Mass Mobilizations, Contestations and the Contingent Future in a Plural Polity

Monday, 11 July 2016: 14:30
Location: Hörsaal 48 (Main Building)
Oral Presentation
Rajesh MISRA, University of Lucknow, India
Many contemporary societies are undergoing socio-political struggles and concomitant upheavals, ranging from micro to macro and local to national levels, and impacting the social structures and political systems, sometimes creatively and sometimes randomly. These mobilizations have been described and analysed in great depth and details in different social sciences, nevertheless, the role and impact of people’s struggles, in shaping the circumstances and future, needs to be explicated conceptually and theoretically. A variety of issues and questions have to be dealt with to analyse the unmaking and making of society and polity at a higher level of abstraction. The explanation of collective actors, collective actions, unleashed social processes and social-future need to have the heuristic capacity to transcend the context of the origins of mass mobilizations. Locating in the empirical context of progressive and conservative mobilizations over the last four decades in the largest Indian province (210 million populace), Uttar Pradesh, this paper attempts to investigate the nature and dynamics of issues, organizations and ideologies with a view to appraise the consequences of mass mobilizations in terms of mass mentality, socio-political beliefs, normative patterns, social divides, integrative and disintegrative processes, and the social milieu embedded with contests.

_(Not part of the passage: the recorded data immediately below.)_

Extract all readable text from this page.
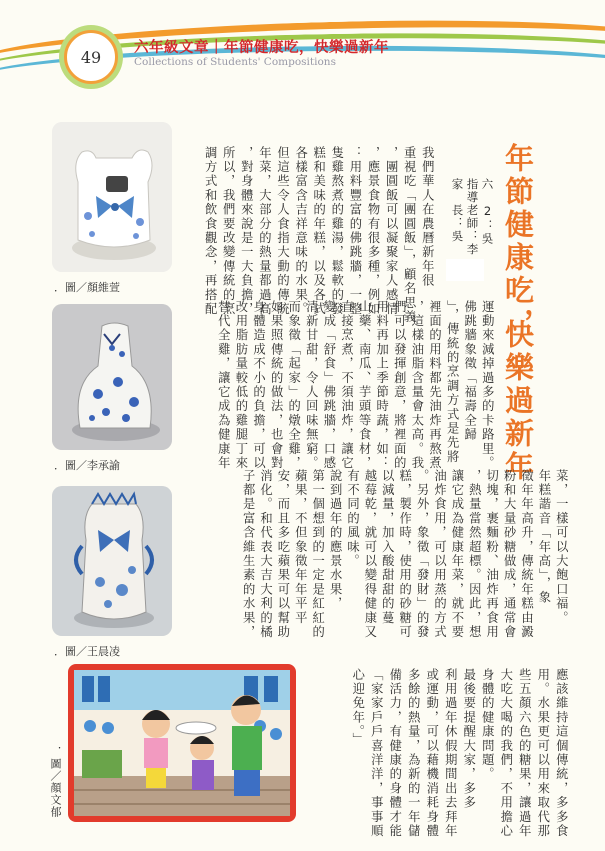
49	六年級文章｜年節健康吃，快樂過新年
Collections of Students' Compositions
年節健康吃，
快樂過新年
六　2：吳
指導老師：李
家　長：吳
我們華人在農曆新年很
重視吃「團圓飯」，顧名思義
，團圓飯可以凝聚家人感情
，應景食物有很多種，例如
：用料豐富的佛跳牆，一整
隻雞熬煮的雞湯，鬆軟的發
糕和美味的年糕，以及各式
各樣富含吉祥意味的水果。
但這些令人食指大動的傳統
年菜，大部分的熱量都過高
，對身體來說是一大負擔，
所以，我們要改變傳統的烹
調方式和飲食觀念，再搭配
運動來減掉過多的卡路里。
佛跳牆象徵「福壽全歸
」，傳統的烹調方式是先將
裡面的用料都先油炸再熬煮
，這樣油脂含量會太高。我
們可以發揮創意，將裡面的
用料再加上季節時蔬，如：
山藥、南瓜、芋頭等食材，
直接烹煮，不須油炸，讓它
變成「舒食」佛跳牆，口感
清新甘甜，令人回味無窮。
而象徵「起家」的燉全雞，
如果照傳統的做法，也會對
身體造成不小的負擔，可以
改用脂肪量較低的雞腿丁來
替代全雞，讓它成為健康年
菜，一樣可以大飽口福。
年糕諧音「年高」，象
徵年年高升，傳統年糕由澱
粉和大量砂糖做成，通常會
切塊，裹麵粉、油炸再食用
，熱量當然超標。因此，想
讓它成為健康年菜，就不要
油炸食用，可以用蒸的方式
。另外，象徵「發財」的發
糕，製作時，使用的砂糖可
以減量，加入酸甜甜的蔓
越莓乾，就可以變得健康又
有不同的風味。
說到過年的應景水果，
第一個想到的一定是紅紅的
蘋果，不但象徵年年平平
安，而且多吃蘋果可以幫助
消化。和代表大吉大利的橘
子都是富含維生素的水果，
應該維持這個傳統，多多食
用。水果更可以用來取代那
些五顏六色的糖果，讓過年
大吃大喝的我們，不用擔心
身體的健康問題。
最後要提醒大家，多多
利用過年休假期間出去拜年
或運動，可以藉機消耗身體
多餘的熱量，為新的一年儲
備活力，有健康的身體才能
「家家戶戶喜洋洋，事事順
心迎免年。」
．圖／顏維萱
．圖／李承諭
．圖／王晨凌
．圖／顏文郁
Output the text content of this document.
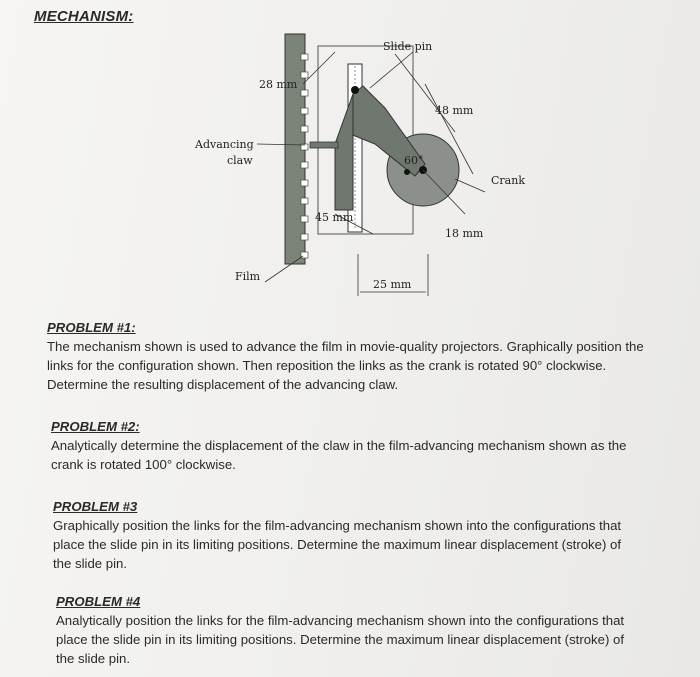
MECHANISM:
Slide pin
28 mm
48 mm
Advancing
claw	60°
Crank
45 mm
18 mm
Film
25 mm
PROBLEM #1:
The mechanism shown is used to advance the film in movie-quality projectors. Graphically position the links for the configuration shown. Then reposition the links as the crank is rotated 90° clockwise. Determine the resulting displacement of the advancing claw.
PROBLEM #2:
Analytically determine the displacement of the claw in the film-advancing mechanism shown as the crank is rotated 100° clockwise.
PROBLEM #3
Graphically position the links for the film-advancing mechanism shown into the configurations that place the slide pin in its limiting positions. Determine the maximum linear displacement (stroke) of the slide pin.
PROBLEM #4
Analytically position the links for the film-advancing mechanism shown into the configurations that place the slide pin in its limiting positions. Determine the maximum linear displacement (stroke) of the slide pin.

On the basis of findings, it may be argued that all the consequences are ‘fields’ of democratization as well as  contestations for political interests and identities comprising diverse narratives. This seeming paradox has to be explained, conceptually and logically, in terms of dialectical interactionism: people versus the state, the secular politics versus the communal politics, and the progressive ideologies versus the conservative ideologies. The argument of the paper is that people’s struggles and mobilizations as collective agencies have their distinct accounts, but are interlinked in an order coexistence as well as in an order of succession, nonetheless, resulting in a contingent future.